Il fit disparaître le contenu de sa bière et approcha près de moi. Il se pencha au-dessus de mon visage. Je me raidis. Il sourit en coin. Ça l’amusait, le petit con !
— Je trouve que tu mets du temps à quitter Eden.
— Peut-être parce que je n’en ai pas l’intension ?
— Peut-être pour te rassurer… Dis-moi Ely, combien me ressemble-t-il une fois dans le noir ? Tu as bien dû le remarquer depuis.
— Qu’est-ce que tu vas encore imaginer ?
J’abandonnai la guitare et me redressai, prêt à quitter le salon et à vérifier une dernière fois le sommeil d’Evack avant de partir, mais Tys me bloqua l’entrée de la chambre.
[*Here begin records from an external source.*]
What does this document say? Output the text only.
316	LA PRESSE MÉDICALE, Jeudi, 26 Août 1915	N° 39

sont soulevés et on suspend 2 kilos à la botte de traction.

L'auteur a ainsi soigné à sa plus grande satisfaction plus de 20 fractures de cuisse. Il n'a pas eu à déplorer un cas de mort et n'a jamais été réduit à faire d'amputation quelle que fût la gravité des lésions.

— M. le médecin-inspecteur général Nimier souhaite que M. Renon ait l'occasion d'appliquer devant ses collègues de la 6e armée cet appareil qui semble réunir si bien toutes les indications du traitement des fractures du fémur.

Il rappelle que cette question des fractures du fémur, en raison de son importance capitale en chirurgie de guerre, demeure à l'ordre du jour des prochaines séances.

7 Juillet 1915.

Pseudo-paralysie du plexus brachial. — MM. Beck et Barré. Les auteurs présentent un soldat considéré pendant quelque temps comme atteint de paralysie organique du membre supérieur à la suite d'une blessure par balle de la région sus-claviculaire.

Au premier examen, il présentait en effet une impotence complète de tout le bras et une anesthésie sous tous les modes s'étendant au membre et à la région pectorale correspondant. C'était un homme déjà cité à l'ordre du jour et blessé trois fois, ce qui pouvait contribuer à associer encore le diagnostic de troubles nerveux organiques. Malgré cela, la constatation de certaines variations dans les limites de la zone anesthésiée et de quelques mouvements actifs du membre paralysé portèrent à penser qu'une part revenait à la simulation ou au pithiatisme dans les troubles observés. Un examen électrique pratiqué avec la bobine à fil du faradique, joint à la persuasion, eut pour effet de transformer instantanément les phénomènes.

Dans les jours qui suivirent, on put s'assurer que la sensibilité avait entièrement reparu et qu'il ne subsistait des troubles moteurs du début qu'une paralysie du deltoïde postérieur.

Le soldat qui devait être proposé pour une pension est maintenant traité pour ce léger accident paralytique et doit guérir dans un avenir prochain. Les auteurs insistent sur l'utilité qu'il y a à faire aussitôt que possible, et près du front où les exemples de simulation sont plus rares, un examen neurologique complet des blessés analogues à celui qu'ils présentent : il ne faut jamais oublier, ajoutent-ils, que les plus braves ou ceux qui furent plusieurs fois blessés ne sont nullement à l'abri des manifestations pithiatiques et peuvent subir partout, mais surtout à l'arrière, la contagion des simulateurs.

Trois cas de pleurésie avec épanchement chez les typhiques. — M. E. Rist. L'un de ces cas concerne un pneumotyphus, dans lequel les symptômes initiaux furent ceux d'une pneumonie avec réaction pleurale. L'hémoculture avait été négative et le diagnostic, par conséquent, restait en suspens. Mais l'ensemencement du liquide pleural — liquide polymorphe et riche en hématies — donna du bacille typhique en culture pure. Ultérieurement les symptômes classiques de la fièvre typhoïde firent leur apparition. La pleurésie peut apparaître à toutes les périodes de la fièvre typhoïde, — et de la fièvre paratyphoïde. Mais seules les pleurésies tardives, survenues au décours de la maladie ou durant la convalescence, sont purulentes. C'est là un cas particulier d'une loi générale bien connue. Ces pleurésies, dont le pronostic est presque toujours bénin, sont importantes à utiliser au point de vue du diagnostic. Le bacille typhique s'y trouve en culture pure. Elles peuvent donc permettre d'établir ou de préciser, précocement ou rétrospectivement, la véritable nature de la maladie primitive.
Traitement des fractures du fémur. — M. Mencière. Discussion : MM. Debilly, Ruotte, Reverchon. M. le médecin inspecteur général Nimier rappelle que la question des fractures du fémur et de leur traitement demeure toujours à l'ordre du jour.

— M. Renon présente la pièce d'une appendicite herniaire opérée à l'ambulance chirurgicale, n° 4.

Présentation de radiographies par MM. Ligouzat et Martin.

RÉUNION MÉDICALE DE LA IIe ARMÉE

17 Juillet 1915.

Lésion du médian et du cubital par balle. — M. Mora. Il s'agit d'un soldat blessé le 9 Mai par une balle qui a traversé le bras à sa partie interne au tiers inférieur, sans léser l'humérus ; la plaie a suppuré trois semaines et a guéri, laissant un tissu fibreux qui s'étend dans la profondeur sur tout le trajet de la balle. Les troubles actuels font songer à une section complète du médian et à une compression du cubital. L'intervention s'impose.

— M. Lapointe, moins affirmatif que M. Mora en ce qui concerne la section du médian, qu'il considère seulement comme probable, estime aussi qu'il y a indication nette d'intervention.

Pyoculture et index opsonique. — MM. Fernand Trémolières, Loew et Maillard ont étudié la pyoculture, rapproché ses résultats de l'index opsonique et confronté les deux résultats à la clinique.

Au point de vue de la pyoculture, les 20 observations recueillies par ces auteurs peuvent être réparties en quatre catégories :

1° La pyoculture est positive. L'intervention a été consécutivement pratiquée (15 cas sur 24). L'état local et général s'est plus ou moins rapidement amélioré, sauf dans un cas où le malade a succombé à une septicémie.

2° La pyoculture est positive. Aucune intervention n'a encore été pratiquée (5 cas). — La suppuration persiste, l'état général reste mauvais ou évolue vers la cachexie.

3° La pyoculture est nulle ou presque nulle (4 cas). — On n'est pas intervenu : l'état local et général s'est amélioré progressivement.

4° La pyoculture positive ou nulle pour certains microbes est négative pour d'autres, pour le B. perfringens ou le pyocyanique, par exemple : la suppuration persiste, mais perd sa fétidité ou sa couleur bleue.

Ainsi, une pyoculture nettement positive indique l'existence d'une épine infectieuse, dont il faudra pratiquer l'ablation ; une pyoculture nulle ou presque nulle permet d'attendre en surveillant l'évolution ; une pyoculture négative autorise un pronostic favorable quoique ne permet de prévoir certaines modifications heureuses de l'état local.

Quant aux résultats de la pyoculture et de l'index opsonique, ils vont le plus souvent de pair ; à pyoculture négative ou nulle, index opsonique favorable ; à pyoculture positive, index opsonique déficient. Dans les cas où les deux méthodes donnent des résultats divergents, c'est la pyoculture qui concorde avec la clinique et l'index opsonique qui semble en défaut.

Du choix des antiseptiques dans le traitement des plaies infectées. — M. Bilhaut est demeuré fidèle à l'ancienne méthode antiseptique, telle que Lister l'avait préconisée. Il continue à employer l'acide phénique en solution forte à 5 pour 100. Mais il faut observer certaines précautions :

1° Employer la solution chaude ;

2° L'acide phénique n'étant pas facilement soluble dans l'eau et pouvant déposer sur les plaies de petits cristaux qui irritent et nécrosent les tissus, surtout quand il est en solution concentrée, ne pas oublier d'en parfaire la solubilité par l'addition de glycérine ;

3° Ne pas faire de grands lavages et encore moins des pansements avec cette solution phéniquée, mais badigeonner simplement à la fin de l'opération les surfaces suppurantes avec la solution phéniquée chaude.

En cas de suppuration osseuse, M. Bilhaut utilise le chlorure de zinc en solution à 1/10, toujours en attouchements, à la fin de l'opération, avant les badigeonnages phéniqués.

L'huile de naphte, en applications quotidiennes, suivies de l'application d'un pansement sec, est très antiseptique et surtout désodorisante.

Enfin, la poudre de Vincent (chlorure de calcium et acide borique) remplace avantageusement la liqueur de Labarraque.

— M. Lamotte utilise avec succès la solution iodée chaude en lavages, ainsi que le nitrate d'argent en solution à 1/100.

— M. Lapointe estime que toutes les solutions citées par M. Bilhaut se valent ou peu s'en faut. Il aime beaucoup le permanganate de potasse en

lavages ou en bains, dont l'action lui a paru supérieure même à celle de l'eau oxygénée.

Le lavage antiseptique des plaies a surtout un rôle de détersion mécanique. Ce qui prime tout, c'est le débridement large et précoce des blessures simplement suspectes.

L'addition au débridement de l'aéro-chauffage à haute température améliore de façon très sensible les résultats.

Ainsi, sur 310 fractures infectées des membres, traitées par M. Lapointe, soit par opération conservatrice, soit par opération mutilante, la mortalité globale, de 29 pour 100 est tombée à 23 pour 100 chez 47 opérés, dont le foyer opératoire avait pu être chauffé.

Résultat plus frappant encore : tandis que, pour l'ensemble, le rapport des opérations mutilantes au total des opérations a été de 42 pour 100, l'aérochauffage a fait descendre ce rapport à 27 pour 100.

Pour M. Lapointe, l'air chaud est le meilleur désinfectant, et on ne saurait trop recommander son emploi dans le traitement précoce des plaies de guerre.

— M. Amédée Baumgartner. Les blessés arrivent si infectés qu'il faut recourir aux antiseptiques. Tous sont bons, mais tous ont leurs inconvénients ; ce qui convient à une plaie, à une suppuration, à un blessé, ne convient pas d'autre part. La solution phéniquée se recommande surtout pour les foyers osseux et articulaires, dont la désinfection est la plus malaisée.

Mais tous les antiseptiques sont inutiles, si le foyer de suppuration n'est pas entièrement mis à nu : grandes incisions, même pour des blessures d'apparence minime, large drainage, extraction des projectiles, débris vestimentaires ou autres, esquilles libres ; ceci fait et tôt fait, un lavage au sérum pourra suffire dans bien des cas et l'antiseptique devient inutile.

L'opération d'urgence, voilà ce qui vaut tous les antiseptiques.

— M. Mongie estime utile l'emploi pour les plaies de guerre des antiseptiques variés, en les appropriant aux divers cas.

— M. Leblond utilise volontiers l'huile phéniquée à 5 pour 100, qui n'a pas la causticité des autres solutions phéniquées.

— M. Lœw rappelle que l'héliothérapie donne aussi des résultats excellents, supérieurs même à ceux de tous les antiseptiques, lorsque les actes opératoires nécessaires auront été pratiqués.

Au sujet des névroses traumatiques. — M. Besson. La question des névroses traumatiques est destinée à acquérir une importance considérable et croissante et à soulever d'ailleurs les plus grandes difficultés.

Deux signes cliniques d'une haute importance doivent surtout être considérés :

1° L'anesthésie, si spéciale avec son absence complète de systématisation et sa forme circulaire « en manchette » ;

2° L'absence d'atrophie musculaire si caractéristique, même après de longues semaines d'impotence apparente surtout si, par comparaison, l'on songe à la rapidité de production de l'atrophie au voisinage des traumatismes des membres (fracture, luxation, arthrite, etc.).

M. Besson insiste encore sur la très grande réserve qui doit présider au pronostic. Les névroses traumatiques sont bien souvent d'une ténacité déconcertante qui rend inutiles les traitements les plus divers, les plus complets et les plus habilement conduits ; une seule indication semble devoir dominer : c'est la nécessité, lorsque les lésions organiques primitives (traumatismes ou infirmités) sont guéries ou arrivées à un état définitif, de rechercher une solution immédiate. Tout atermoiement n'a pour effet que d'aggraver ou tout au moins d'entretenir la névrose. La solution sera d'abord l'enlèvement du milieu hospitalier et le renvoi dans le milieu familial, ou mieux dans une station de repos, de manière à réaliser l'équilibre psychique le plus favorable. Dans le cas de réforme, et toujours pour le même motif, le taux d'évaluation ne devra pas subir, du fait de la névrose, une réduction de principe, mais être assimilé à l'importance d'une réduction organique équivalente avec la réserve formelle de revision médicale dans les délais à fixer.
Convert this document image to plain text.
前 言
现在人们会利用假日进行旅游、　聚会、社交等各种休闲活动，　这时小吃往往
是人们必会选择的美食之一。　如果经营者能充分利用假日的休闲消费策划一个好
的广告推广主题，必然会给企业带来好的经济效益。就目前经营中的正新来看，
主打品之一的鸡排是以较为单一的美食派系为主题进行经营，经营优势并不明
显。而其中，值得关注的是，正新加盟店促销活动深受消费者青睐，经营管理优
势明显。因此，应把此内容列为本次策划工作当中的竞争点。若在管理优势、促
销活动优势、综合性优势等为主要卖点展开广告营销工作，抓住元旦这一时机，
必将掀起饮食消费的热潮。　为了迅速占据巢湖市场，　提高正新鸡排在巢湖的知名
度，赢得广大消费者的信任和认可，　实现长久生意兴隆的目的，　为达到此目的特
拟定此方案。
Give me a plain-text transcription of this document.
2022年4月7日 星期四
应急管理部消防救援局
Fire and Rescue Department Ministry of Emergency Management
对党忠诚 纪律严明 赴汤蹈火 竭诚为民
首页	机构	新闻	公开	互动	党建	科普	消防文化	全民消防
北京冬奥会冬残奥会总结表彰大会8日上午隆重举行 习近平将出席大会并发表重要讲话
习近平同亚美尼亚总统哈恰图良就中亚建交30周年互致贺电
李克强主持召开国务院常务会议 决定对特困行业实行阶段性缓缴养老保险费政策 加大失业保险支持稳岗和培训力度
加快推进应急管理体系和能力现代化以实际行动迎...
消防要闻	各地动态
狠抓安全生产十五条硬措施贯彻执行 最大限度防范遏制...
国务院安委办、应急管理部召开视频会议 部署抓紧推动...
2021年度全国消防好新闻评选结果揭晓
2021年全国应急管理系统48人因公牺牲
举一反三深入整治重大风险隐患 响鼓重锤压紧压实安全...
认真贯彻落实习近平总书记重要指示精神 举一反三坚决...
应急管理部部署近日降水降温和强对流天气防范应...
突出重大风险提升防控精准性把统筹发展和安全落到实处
Son regard hypnotique me fit tourner la tête et pendant un laps de temps, je ne parvenais plus à bouger ou même à respirer. Je retenais mon souffle envahi par Mathys et la puissance incompréhensible de ses putains d’yeux vert. C’était quoi cette supplique dans le noir de ses prunelles. Pas son genre.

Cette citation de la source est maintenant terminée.